James R. Copland
[Originally published in the Washington, D.C. Examiner, 5-19-09.]
With Supreme Court Justice David Souter retiring, the conventional wisdom is that President Obama's imminent selection of a replacement will do little to upset the balance on the Supreme Court. Underlying this view is the fact that Justice Souter has been a stalwart on the "left" wing of the Court in hot-button cases such as those involving race discrimination and abortion rights.
Typically, however, the conventional wisdom is wrong. It is somewhat silly to look at the Supreme Court's composition today--a snapshot in time--in assessing the impact of a lifetime judicial appointment.
But even in the short run, once one looks past the headline cases, Justice Souter has been a jurist with nuanced views not easily pigeonholed into a simplistic left-right dichotomy. For instance, Justice Souter has thoughtfully worked to constrain litigious excess in American society.
In a 2007 case, the Supreme Court supported dismissing a sweeping class-action lawsuit that had alleged antitrust violations by telecommunications companies. The lawyers pursuing the case had failed to offer any real facts supporting their claim, and Justice Souter's majority opinion clearly spelled out just how costly litigation can be when such unfounded lawsuits are allowed to proceed.
Regardless of whether a case actually gets to trial, Justice Souter noted, liberal discovery rules allow plaintiffs' lawyers to demand millions of documents and emails from corporate defendants.
Last year, Justice Souter authored another major opinion for the Court in litigation stemming from the catastrophic 1989 Exxon Valdez oil spill. Writing for a narrow five-justice majority, Justice Souter decided to limit the punitive damages a trial court jury had imposed against the oil company, above and beyond already-paid billions of dollars in actual costs. Even though extreme punitive awards are rare, Souter's opinion explained, litigation costs are driven by "outlier cases," in which such awards "dwarf" the damages levied to compensate actual injury.

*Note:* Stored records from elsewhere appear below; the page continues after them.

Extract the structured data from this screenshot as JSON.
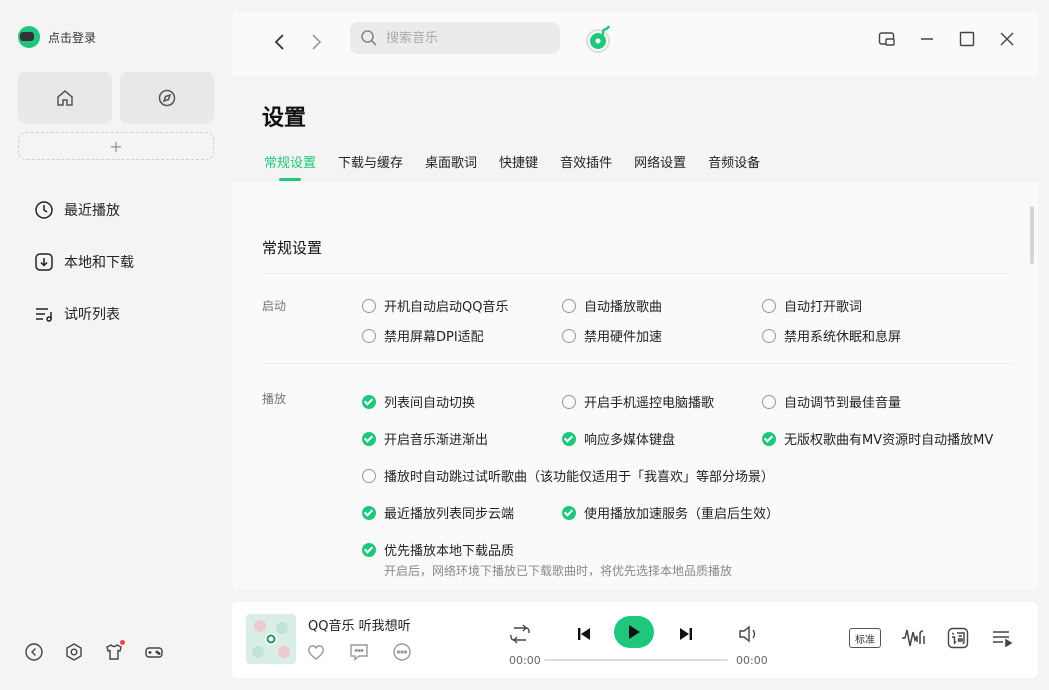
{
  "sidebar": {
    "login_text": "点击登录",
    "add_label": "+",
    "nav": [
      {
        "label": "最近播放",
        "icon": "clock-icon"
      },
      {
        "label": "本地和下载",
        "icon": "download-icon"
      },
      {
        "label": "试听列表",
        "icon": "playlist-icon"
      }
    ]
  },
  "topbar": {
    "search_placeholder": "搜索音乐"
  },
  "page": {
    "title": "设置",
    "tabs": [
      "常规设置",
      "下载与缓存",
      "桌面歌词",
      "快捷键",
      "音效插件",
      "网络设置",
      "音频设备"
    ],
    "active_tab": 0
  },
  "settings": {
    "section_title": "常规设置",
    "startup_label": "启动",
    "startup": [
      {
        "label": "开机自动启动QQ音乐",
        "checked": false
      },
      {
        "label": "自动播放歌曲",
        "checked": false
      },
      {
        "label": "自动打开歌词",
        "checked": false
      },
      {
        "label": "禁用屏幕DPI适配",
        "checked": false
      },
      {
        "label": "禁用硬件加速",
        "checked": false
      },
      {
        "label": "禁用系统休眠和息屏",
        "checked": false
      }
    ],
    "playback_label": "播放",
    "playback": [
      {
        "label": "列表间自动切换",
        "checked": true
      },
      {
        "label": "开启手机遥控电脑播歌",
        "checked": false
      },
      {
        "label": "自动调节到最佳音量",
        "checked": false
      },
      {
        "label": "开启音乐渐进渐出",
        "checked": true
      },
      {
        "label": "响应多媒体键盘",
        "checked": true
      },
      {
        "label": "无版权歌曲有MV资源时自动播放MV",
        "checked": true
      },
      {
        "label": "播放时自动跳过试听歌曲（该功能仅适用于「我喜欢」等部分场景）",
        "checked": false
      },
      {
        "label": "最近播放列表同步云端",
        "checked": true
      },
      {
        "label": "使用播放加速服务（重启后生效）",
        "checked": true
      },
      {
        "label": "优先播放本地下载品质",
        "checked": true
      }
    ],
    "hint": "开启后，网络环境下播放已下载歌曲时，将优先选择本地品质播放"
  },
  "player": {
    "song_title": "QQ音乐 听我想听",
    "time_current": "00:00",
    "time_total": "00:00",
    "quality": "标准",
    "progress": 0
  },
  "colors": {
    "accent": "#1ec77b"
  }
}
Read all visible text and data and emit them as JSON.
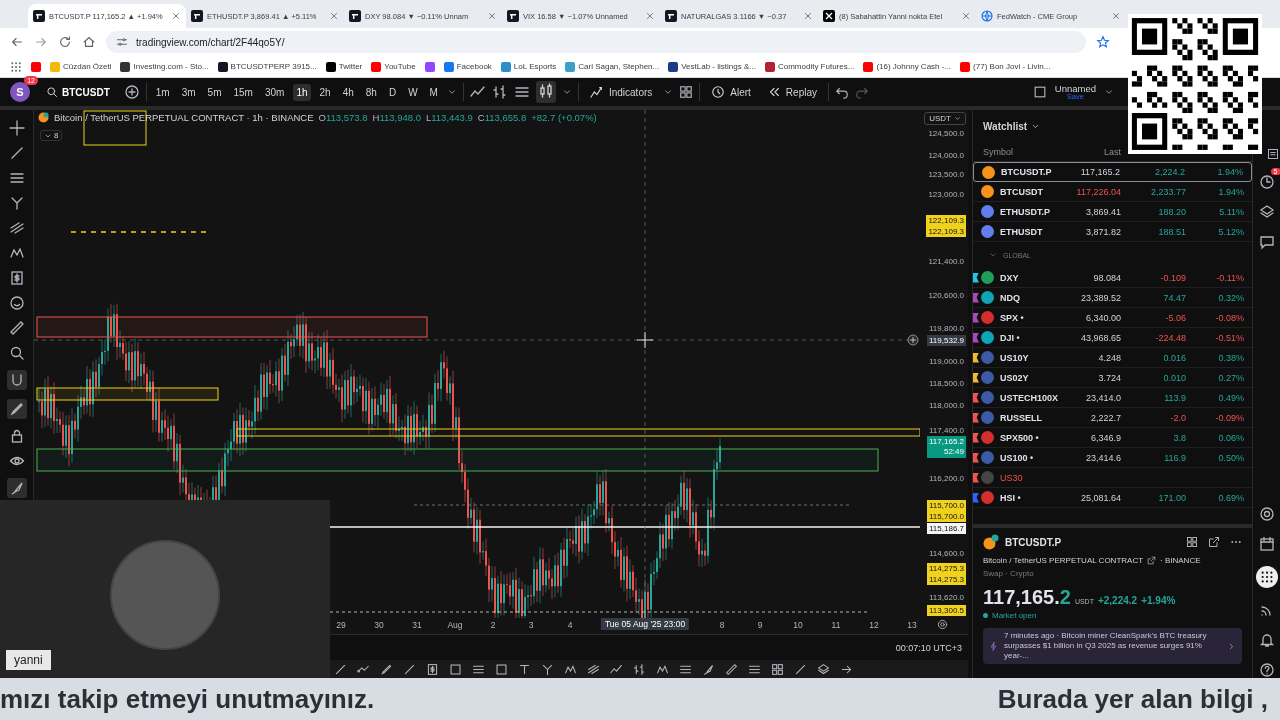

The Exxon case concerned federal maritime law, a narrow field of jurisprudence, but Justice Souter's skepticism of outlier punitive awards has also placed him in the Court's slim majority in constitutional cases that place limits on state courts' ability to impose extreme punitive damages.
Nevertheless, it is emphatically not the case that Justice Souter has been predictably pro-defendant in cases involving civil litigation. He has typically supported a broad scope for state litigation when it comes into conflict with federal regulation. He has also displayed a rather expansive view of federal securities litigation and employment discrimination lawsuits.
While I and other observers might object to some of Justice Souter's views on these issues, his even-handedness contrasts sharply with a jurisprudence founded on "empathy," the President's stated first criterion for picking a Supreme Court justice.
In many cases, it is impossible notto empathize with the plaintiff whose case makes it all the way to the high court--such as those whose lives and property were devastated by the Valdez oil spill. It is hardly surprising that Alaska's then-little-known governor, Sarah Palin, objected vigorously to the Supreme Court's decision.
But unlike politicians, Supreme Court justices are called upon to weigh laws dispassionately. A judicial approach that tries to be neutral--tilted neither for nor against the "powerless" or the "powerful" in the case at hand--is far less likely to create legal rules with sweeping and costly unintended consequences.
In many cases, rather than being a predictable liberal, Justice Souter has contributed to a sort of "centrist coalition" that seeks to balance access to the courts with sensible limits on excessive litigation.
Should President Obama's nominee have an empathy that leads her instead to side reflexively with plaintiffs in most civil litigation against corporations, the Supreme Court's laudable efforts to stem the most egregious abuses of legal process could be turned back.
James R. Copland is the director of the Center for Legal Policy at the Manhattan Institute. He owns shares in telecommunications companies and in Exxon Mobil Corporation, parties in cases mentioned above.